General Motors Company has announced it will channel US$1 billion into a Mexican manufacturing facility, a move that has been vehemently opposed by the United Auto Workers (UAW), as it prepares to build electric vehicles in 2023 in Coahuila.
General Motors confirmed its plan to set up a technologically advanced paint shop in Ramos Arizpe, which currently houses plants assembling GM automobiles, including the Blazer and Equinox SUV, alongside transmissions and engines.
The UAW censured General Motors' intent to manufacture electric vehicles in Mexico, rather than employ union members in the U.S, during a time when the government is contemplating major incentives to drive EV development.

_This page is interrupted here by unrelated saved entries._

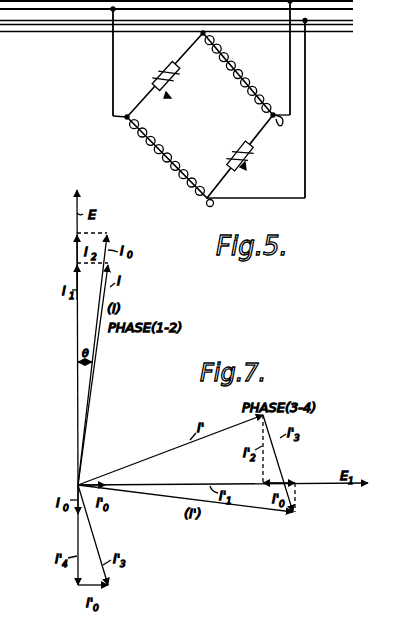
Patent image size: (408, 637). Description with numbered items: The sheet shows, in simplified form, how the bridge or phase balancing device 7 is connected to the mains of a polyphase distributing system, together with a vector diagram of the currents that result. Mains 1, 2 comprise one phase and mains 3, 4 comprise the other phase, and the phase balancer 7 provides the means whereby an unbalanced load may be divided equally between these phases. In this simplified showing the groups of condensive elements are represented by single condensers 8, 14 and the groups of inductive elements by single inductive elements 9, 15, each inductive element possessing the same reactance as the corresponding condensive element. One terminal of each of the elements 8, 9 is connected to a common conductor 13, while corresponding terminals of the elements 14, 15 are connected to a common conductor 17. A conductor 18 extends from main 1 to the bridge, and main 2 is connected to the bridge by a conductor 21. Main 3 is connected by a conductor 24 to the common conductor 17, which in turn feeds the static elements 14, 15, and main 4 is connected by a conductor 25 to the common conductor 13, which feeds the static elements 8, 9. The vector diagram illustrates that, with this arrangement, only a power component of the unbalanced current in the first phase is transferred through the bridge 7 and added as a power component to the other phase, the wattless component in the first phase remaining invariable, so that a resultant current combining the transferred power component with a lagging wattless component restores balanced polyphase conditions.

The main 1 is at (19, 32).
The main 2 is at (40, 24).
The main 3 is at (62, 9).
The main 4 is at (82, 1).
The phase balancer 7 is at (204, 119).
The condensive element 8 is at (250, 147).
The inductive element 9 is at (241, 73).
The common conductor 13 is at (271, 115).
The condensive element 14 is at (156, 80).
The inductive element 15 is at (163, 150).
The common conductor 17 is at (136, 118).
The conductor 18 is at (207, 36).
The conductor 21 is at (306, 70).
The conductor 24 is at (112, 100).
The conductor 25 is at (289, 37).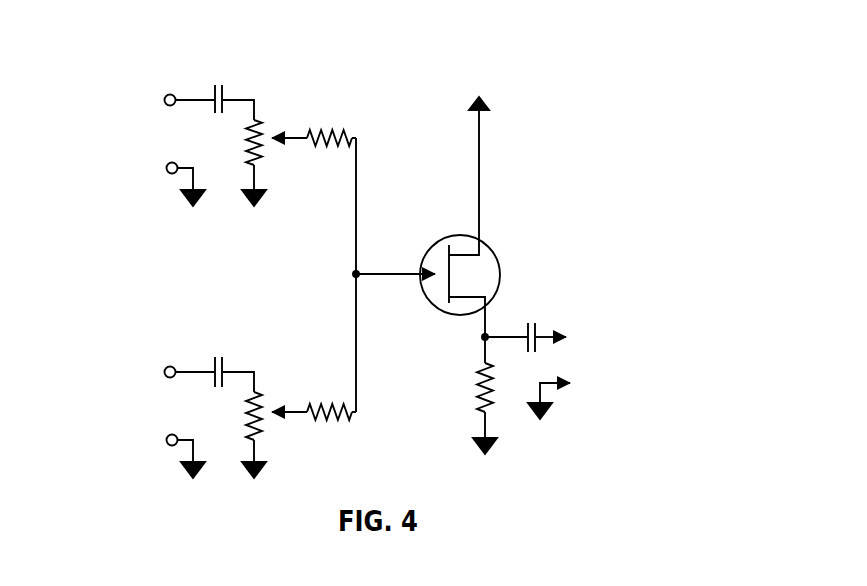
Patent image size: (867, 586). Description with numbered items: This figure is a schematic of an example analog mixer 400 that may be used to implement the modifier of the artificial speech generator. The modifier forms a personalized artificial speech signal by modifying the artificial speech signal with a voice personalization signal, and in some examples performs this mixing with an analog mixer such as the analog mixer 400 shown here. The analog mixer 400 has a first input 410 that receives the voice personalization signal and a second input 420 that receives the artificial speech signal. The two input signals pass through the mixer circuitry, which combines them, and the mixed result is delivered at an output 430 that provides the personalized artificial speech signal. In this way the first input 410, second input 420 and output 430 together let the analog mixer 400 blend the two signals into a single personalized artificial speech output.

The analog mixer 400 is at (695, 87).
The first input 410 is at (140, 138).
The second input 420 is at (140, 405).
The output 430 is at (608, 362).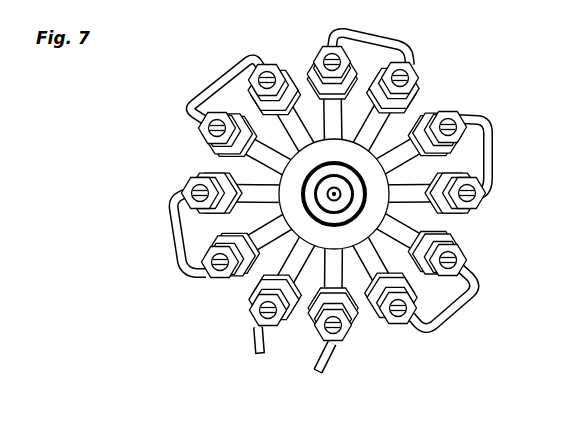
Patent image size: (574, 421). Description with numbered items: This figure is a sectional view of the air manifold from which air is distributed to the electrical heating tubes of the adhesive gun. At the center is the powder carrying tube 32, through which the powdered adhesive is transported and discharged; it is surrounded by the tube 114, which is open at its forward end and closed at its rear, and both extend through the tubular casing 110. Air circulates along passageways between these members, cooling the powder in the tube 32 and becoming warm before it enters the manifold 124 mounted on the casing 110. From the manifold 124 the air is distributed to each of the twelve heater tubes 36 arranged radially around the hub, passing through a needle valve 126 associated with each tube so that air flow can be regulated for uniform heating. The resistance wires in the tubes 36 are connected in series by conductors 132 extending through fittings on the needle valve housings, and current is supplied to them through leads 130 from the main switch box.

The heater tube 36 is at (262, 162).
The powder carrying tube 32 is at (316, 190).
The manifold 124 is at (380, 183).
The needle valve 126 is at (431, 116).
The conductor 132 is at (412, 53).
The tube 114 is at (334, 194).
The tubular casing 110 is at (334, 194).
The lead 130 is at (318, 375).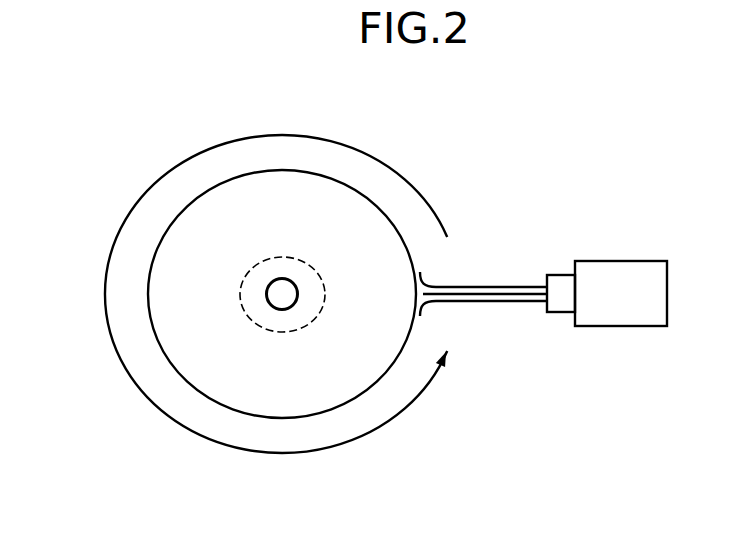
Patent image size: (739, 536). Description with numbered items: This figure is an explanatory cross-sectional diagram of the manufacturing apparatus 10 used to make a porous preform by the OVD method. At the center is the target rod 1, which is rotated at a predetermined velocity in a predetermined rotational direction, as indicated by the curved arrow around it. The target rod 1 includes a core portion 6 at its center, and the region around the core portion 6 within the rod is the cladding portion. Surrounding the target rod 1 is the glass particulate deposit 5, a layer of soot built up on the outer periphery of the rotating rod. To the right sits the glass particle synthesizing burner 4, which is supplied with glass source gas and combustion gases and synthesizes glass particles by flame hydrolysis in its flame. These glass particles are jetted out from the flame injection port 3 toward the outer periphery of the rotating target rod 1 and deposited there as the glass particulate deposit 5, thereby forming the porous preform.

The target rod 1 is at (284, 333).
The flame injection port 3 is at (559, 312).
The glass particle synthesizing burner 4 is at (620, 261).
The glass particulate deposit 5 is at (148, 293).
The core portion 6 is at (280, 279).
The manufacturing apparatus 10 is at (521, 190).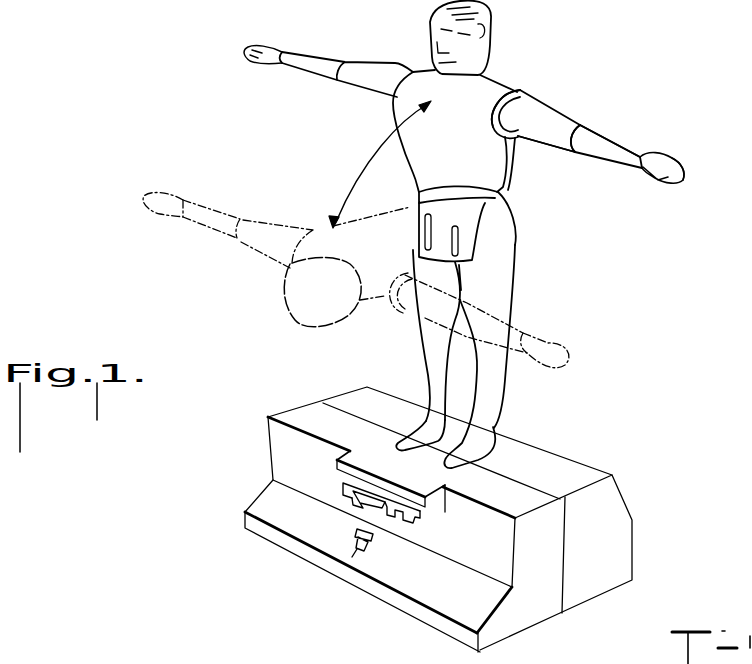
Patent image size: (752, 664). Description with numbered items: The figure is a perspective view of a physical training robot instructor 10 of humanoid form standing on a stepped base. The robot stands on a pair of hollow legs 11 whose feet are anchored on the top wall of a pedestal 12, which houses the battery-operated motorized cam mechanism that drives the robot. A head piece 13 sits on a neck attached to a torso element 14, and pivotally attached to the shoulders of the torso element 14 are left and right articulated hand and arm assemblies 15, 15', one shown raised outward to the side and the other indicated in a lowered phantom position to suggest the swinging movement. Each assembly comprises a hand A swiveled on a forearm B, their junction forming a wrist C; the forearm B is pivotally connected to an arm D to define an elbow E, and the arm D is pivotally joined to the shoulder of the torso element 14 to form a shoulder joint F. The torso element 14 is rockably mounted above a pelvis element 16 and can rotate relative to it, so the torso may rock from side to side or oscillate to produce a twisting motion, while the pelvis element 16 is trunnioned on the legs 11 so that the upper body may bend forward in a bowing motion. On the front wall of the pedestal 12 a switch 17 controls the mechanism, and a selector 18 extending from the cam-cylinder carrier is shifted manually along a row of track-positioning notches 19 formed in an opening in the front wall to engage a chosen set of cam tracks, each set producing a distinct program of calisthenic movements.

The PT robot instructor 10 is at (510, 70).
The hollow legs 11 is at (507, 265).
The pedestal 12 is at (597, 474).
The head piece 13 is at (495, 12).
The torso element 14 is at (405, 100).
The left articulated hand and arm assembly 15 is at (328, 57).
The right articulated hand and arm assembly 15' is at (601, 131).
The pelvis element 16 is at (507, 198).
The switch 17 is at (355, 551).
The selector 18 is at (354, 498).
The track-positioning notches 19 is at (408, 522).
The hand A is at (673, 170).
The forearm B is at (620, 142).
The wrist C is at (643, 170).
The arm D is at (543, 138).
The elbow E is at (575, 153).
The shoulder joint F is at (520, 90).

"At a time when General Motors is asking for a significant investment by the U.S. government in subsidizing electric vehicles, this is a slap in the face for not only UAW members and their families, but also for U.S. taxpayers and the American workforce," Terry Dittes, Vice President of United Auto Workers, said, calling the move "unseemly" to accept incentives by the government of the United States and manufacturing vehicles outside the U.S.
In its response, General Motors clarified that it has "recently announced nearly 9,000 jobs and more than $9 billion in new electric vehicle or battery cell manufacturing facilities in Michigan, Ohio, and Tennessee."
No statement has been issued about the Mexican auto plant by the White House, though President Biden plans to direct US$174 billion to drive manufacturing, selling, and infrastructure development for electric vehicles in the United States.